The Navy says it will scuttle maintenance work on 11 ships stationed in Hampton Roads, delay work on the USS Abraham Lincoln aircraft carrier and stall deployment of the USS Truman. Some 90,000 civilian furloughs have been threatened in the region.
Retired Army Lt. Col. Ralph Peters told the Washington Examiner the Navy’s actions were “ostentatious.”
Republican Gov. Bob McDonnell, joined this week with Democratic Maryland Gov. Martin O’Malley to warn that sequestration could send both states “into a recession.”
Susan Stimpson, chairman of the Stafford County Board of Supervisors and Republican candidate for lieutenant governor, told Watchdog: “Government has plenty of revenue and we need to cut spending, (but) sequestration is not the intelligent way to do it, and Republicans never should have put it on the table. But it’s what President Obama wanted, and congressional leaders agreed to.”
Though Stimpson favors making cuts in a more “targeted fashion,” she said the ‘sky-is-falling’ rhetoric is shameful.”
“Even with sequestration, the government is still spending more than it did last year, and out of a $3.6 trillion budget a cut of $44 billion is only about 1.2 percent. The administration’s apparent desire to mismanage the cuts to scare people into raising taxes is another divisive failure to lead,” Stimpson said.
De Rugy — whose primary research includes the U.S. economy, federal budget, homeland security — says the military-industrial complex is out of control.
“The money blasting out from Washington is notoriously — and predictably — misspent. Congress reliably fails to apply any kind of meaningful oversight over military spending, and it hasn’t even managed to pass a budget since 2009.
“Individual members of Congress make things worse by pushing for whatever weapons system or aircraft engine that can be produced in their district, regardless of whether the Pentagon wants it.”
Contrary to the doomsday scenarios garnering most of the headlines this week, deRugy and others say Northern Virginia contractors are positioning themselves for slightly downsized budgets.
“It’s not going to be an overall hit to the economy.

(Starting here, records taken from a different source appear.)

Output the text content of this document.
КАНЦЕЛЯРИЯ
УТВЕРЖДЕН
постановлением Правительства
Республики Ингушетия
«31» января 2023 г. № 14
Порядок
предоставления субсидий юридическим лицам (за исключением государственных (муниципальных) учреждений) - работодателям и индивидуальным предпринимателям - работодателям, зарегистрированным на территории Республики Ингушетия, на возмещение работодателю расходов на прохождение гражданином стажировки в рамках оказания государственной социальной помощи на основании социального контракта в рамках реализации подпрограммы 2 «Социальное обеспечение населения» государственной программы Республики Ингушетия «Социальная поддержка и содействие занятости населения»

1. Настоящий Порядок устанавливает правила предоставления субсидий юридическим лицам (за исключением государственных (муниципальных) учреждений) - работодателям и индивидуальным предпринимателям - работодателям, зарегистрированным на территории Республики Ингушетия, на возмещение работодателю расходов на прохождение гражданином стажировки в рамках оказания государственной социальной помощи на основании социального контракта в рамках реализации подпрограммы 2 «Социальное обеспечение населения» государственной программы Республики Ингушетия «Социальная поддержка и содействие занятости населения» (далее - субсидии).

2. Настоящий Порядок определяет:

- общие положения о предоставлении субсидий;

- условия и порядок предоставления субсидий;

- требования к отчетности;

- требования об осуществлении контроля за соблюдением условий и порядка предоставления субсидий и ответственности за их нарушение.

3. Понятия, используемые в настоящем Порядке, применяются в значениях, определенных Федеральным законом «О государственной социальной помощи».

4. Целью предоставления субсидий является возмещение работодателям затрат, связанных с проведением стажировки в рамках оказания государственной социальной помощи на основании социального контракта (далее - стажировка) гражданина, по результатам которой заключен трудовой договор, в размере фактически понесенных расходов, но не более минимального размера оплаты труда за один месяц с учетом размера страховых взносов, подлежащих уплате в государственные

You have high-skill labor, and resources can be shifted quickly,” she said.
“Most companies are diversifying their offerings to be competitive outside of federal contracts,” Robyn Burdett, a Re/Max realty vice president who serves on the Fairfax County Economic Advisory Commission, told the Washington Examiner last week.
And Tom Giovanetti, president of the Dallas-based Institute for Policy Innovation, reiterates that “defense spending will never fall below 2007 levels, and in fact will immediately begin increasing again, growing by 17 percent over the 10-year term of the sequester.”

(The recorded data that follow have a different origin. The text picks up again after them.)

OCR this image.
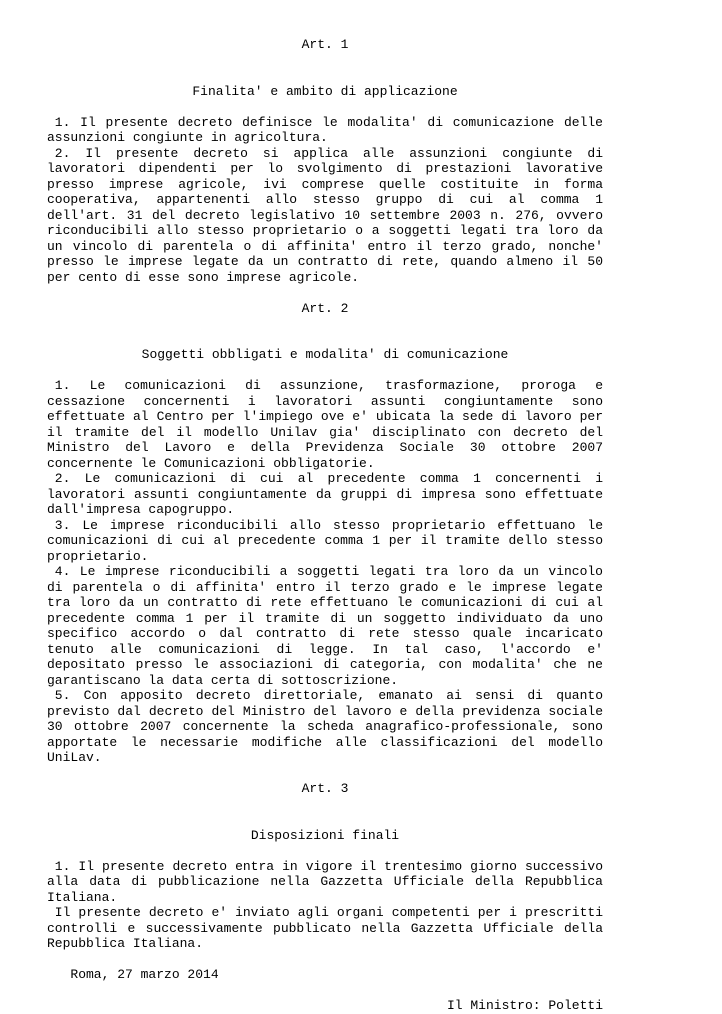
Art. 1

Finalita' e ambito di applicazione

1. Il presente decreto definisce le modalita' di comunicazione delle assunzioni congiunte in agricoltura.

2. Il presente decreto si applica alle assunzioni congiunte di lavoratori dipendenti per lo svolgimento di prestazioni lavorative presso imprese agricole, ivi comprese quelle costituite in forma cooperativa, appartenenti allo stesso gruppo di cui al comma 1 dell'art. 31 del decreto legislativo 10 settembre 2003 n. 276, ovvero riconducibili allo stesso proprietario o a soggetti legati tra loro da un vincolo di parentela o di affinita' entro il terzo grado, nonche' presso le imprese legate da un contratto di rete, quando almeno il 50 per cento di esse sono imprese agricole.

Art. 2

Soggetti obbligati e modalita' di comunicazione

1. Le comunicazioni di assunzione, trasformazione, proroga e cessazione concernenti i lavoratori assunti congiuntamente sono effettuate al Centro per l'impiego ove e' ubicata la sede di lavoro per il tramite del il modello Unilav gia' disciplinato con decreto del Ministro del Lavoro e della Previdenza Sociale 30 ottobre 2007 concernente le Comunicazioni obbligatorie.

2. Le comunicazioni di cui al precedente comma 1 concernenti i lavoratori assunti congiuntamente da gruppi di impresa sono effettuate dall'impresa capogruppo.

3. Le imprese riconducibili allo stesso proprietario effettuano le comunicazioni di cui al precedente comma 1 per il tramite dello stesso proprietario.

4. Le imprese riconducibili a soggetti legati tra loro da un vincolo di parentela o di affinita' entro il terzo grado e le imprese legate tra loro da un contratto di rete effettuano le comunicazioni di cui al precedente comma 1 per il tramite di un soggetto individuato da uno specifico accordo o dal contratto di rete stesso quale incaricato tenuto alle comunicazioni di legge. In tal caso, l'accordo e' depositato presso le associazioni di categoria, con modalita' che ne garantiscano la data certa di sottoscrizione.

5. Con apposito decreto direttoriale, emanato ai sensi di quanto previsto dal decreto del Ministro del lavoro e della previdenza sociale 30 ottobre 2007 concernente la scheda anagrafico-professionale, sono apportate le necessarie modifiche alle classificazioni del modello UniLav.

Art. 3

Disposizioni finali

1. Il presente decreto entra in vigore il trentesimo giorno successivo alla data di pubblicazione nella Gazzetta Ufficiale della Repubblica Italiana.

Il presente decreto e' inviato agli organi competenti per i prescritti controlli e successivamente pubblicato nella Gazzetta Ufficiale della Repubblica Italiana.

Roma, 27 marzo 2014

Il Ministro: Poletti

Joe Grzeika, of Strategic Insight of Crystal City, told Watchdog that his defense-consulting company is keeping sequestration in perspective.
“I don’t think the world is going to end. I’m hoping that we (as an industry) can handle a $44 billion cut. If we lose a contract, we can rebound,” Grzeika said.
“The impact on economic growth will be small and short-lived,” de Rugy forecast, adding, “It is an incorrect assumption to say that whatever (federal defense dollars) are taken out, are just gone.
“Of course money will come out of defense –- that’s inevitable because we’re getting out of two wars. “But Defense Department money has been shifted into the commercial side before, and they’ll do it again.”